Bruxelas quer linha Sines-Lisboa-Madrid que suporte velocidade de pelo menos 200 km/h
Segundo o jornal espanhol El Periodico de Extremadura, Bruxelas enviou uma carta aos Governos de Portugal e de Espanha a pedir a construção, o mais rápido possível, de uma linha ferroviária que ligue Sines, Lisboa e Madrid e que suporte velocidades de pelo menos 200km/h.

A mesma publicação adianta ainda que a carta foi enviada no passado dia 18 de maio ao ministro da Economia, Álvaro Santos Pereira e à ministra do Fomento espanhol, Ana Pastor, por parte do coordenador de Transportes da Comissão Europeia, o italiano Sechhi. Na carta, Sechhi defende a construção da ligação, quanto antes e independentemente se a linha é para comboios convencionais ou de alta velocidade, que una as duas capitais em menos de cinco horas com comboios a 200 km/h, a qual suportaria mercadorias de Sines, sendo que a CE refere que poderia ser adaptada, a médio prazo, a alta velocidade.

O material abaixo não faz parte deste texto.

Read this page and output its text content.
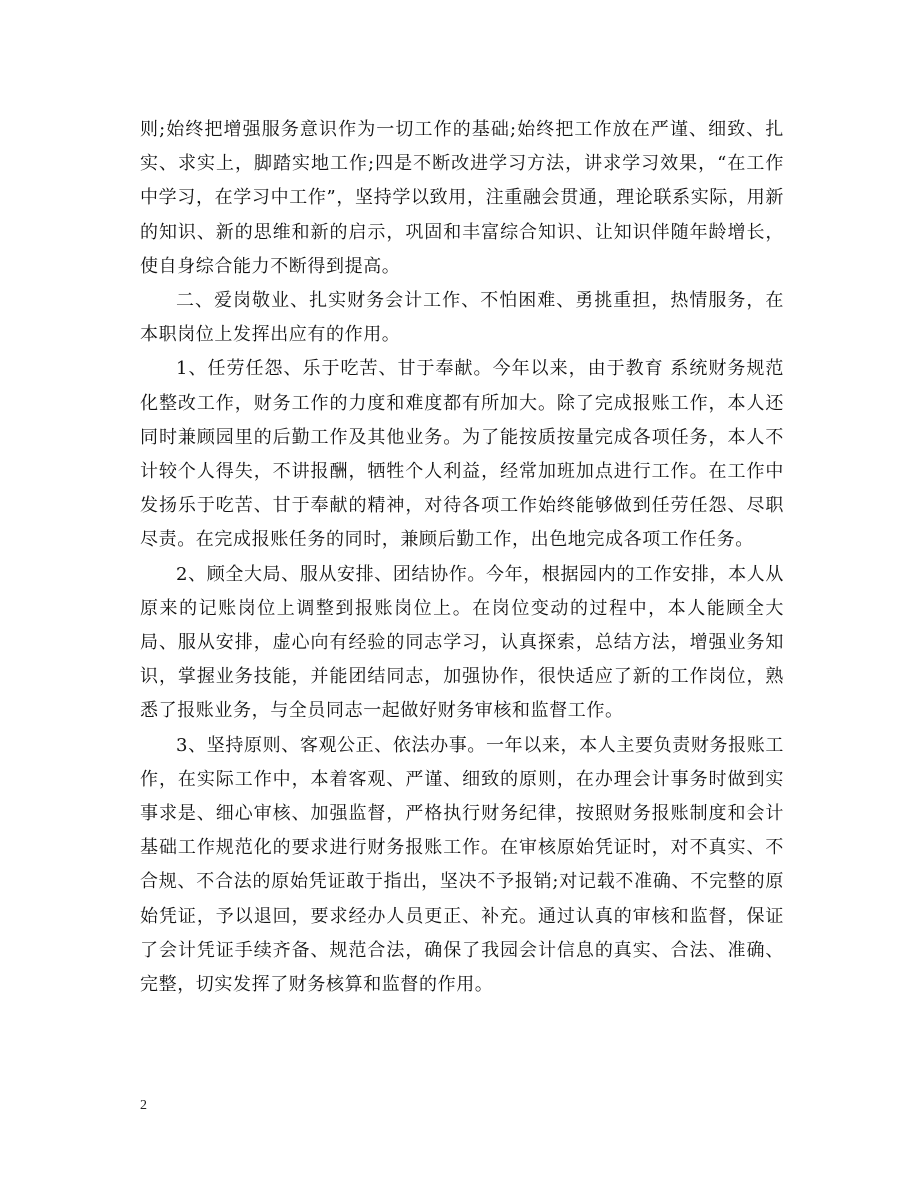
则;始终把增强服务意识作为一切工作的基础;始终把工作放在严谨、细致、扎实、求实上，脚踏实地工作;四是不断改进学习方法，讲求学习效果，“在工作中学习，在学习中工作”，坚持学以致用，注重融会贯通，理论联系实际，用新的知识、新的思维和新的启示，巩固和丰富综合知识、让知识伴随年龄增长，使自身综合能力不断得到提高。

二、爱岗敬业、扎实财务会计工作、不怕困难、勇挑重担，热情服务，在本职岗位上发挥出应有的作用。

1、任劳任怨、乐于吃苦、甘于奉献。今年以来，由于教育 系统财务规范化整改工作，财务工作的力度和难度都有所加大。除了完成报账工作，本人还同时兼顾园里的后勤工作及其他业务。为了能按质按量完成各项任务，本人不计较个人得失，不讲报酬，牺牲个人利益，经常加班加点进行工作。在工作中发扬乐于吃苦、甘于奉献的精神，对待各项工作始终能够做到任劳任怨、尽职尽责。在完成报账任务的同时，兼顾后勤工作，出色地完成各项工作任务。

2、顾全大局、服从安排、团结协作。今年，根据园内的工作安排，本人从原来的记账岗位上调整到报账岗位上。在岗位变动的过程中，本人能顾全大局、服从安排，虚心向有经验的同志学习，认真探索，总结方法，增强业务知识，掌握业务技能，并能团结同志，加强协作，很快适应了新的工作岗位，熟悉了报账业务，与全员同志一起做好财务审核和监督工作。

3、坚持原则、客观公正、依法办事。一年以来，本人主要负责财务报账工作，在实际工作中，本着客观、严谨、细致的原则，在办理会计事务时做到实事求是、细心审核、加强监督，严格执行财务纪律，按照财务报账制度和会计基础工作规范化的要求进行财务报账工作。在审核原始凭证时，对不真实、不合规、不合法的原始凭证敢于指出，坚决不予报销;对记载不准确、不完整的原始凭证，予以退回，要求经办人员更正、补充。通过认真的审核和监督，保证了会计凭证手续齐备、规范合法，确保了我园会计信息的真实、合法、准确、完整，切实发挥了财务核算和监督的作用。

2
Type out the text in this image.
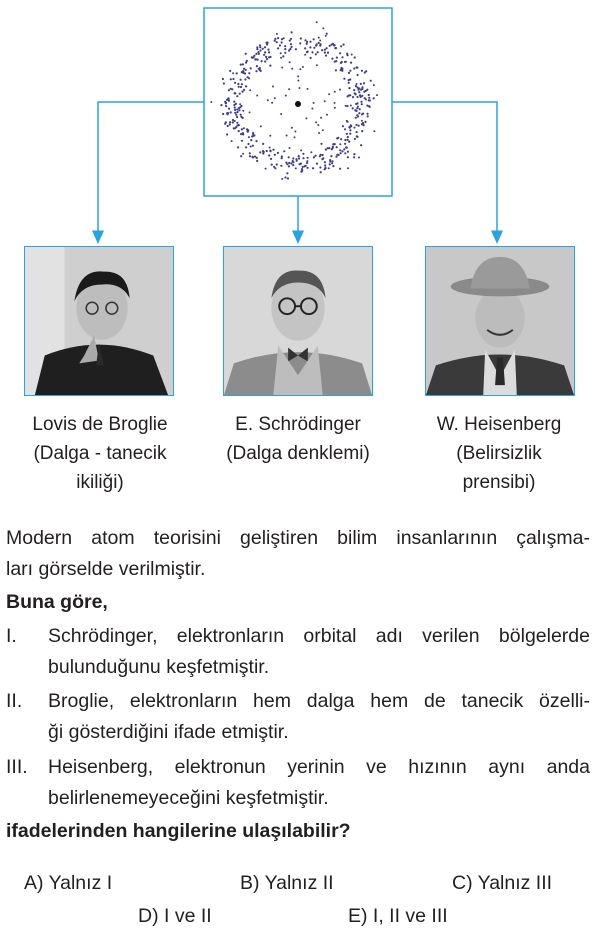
Lovis de Broglie
(Dalga - tanecik
ikiliği)
E. Schrödinger
(Dalga denklemi)
W. Heisenberg
(Belirsizlik
prensibi)
Modern atom teorisini geliştiren bilim insanlarının çalışma-
ları görselde verilmiştir.
Buna göre,
I. Schrödinger, elektronların orbital adı verilen bölgelerde
bulunduğunu keşfetmiştir.
II. Broglie, elektronların hem dalga hem de tanecik özelli-
ği gösterdiğini ifade etmiştir.
III. Heisenberg, elektronun yerinin ve hızının aynı anda
belirlenemeyeceğini keşfetmiştir.
ifadelerinden hangilerine ulaşılabilir?
A) Yalnız I	B) Yalnız II	C) Yalnız III
D) I ve II	E) I, II ve III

Bruxelas defende ainda a construção de uma ligação entre Évora e a fronteira para garantir uma ligação mais direta do que a atual.
O coordenador de Transportes da Comissão Europeia, consciente das dificuldades financeiras que atravessa Portugal, refere também que uma das hipóteses poderia ser construir uma linha convencional, a qual seria, posteriormente, modernizada para aguentar comboios de 250 ou 300 km/h.

A publicação espanhola refere mesmo a informação detalhada da proposta. Numa primeira fase, seria construída a plataforma do traçado Évora-Caia com via dupla, com linhas de bitola ibérica como os existentes em toda a rede convencional dos dois países, a qual "seria adaptada a bitola internacional no futuro", o que permitiria garantir de forma relativamente rápida o funcionamento da linha de mercadorias entre Sines e Madrid e, ao mesmo tempo, efetuar a conexão entre Lisboa e Madrid em quatro horas e meia ou cinco com velocidades de 200 km/h".

Assim, Portugal poderia garantir "em um relativamente curto espaço de tempo, ligar o porto de Sines com Espanha e até França, proporcionando, além disso, uma melhor conexão de passageiros" entre as duas capitais e "permitindo fechar o ramal de Cáceres".
A proposta contempla ainda a modernização dos traçados atuais de Évora-Lisboa e Évora-Sines, quando "a disponibilidade financeira o permita".

Em relação aos fundos, Secchi defende a viabilidade económica da proposta, garantindo que o grosso das obras seriam cofinanciadas "até 95 por cento" com fundos europeus. Ainda segundo o responsável, o desenvolvimento da linha por fases "possibilitaria minimizar as necessidades de financiamento próprio" por parte de Portugal, utilizando Fundos de Coesão do período 2007-2014, parte das ajudas concedidas pela Rede Transeuropeia de Transportes ao troço Caia-Poceirão (245 milhões de euros) e com fundos adicionais do próximo orçamento 2014-2020.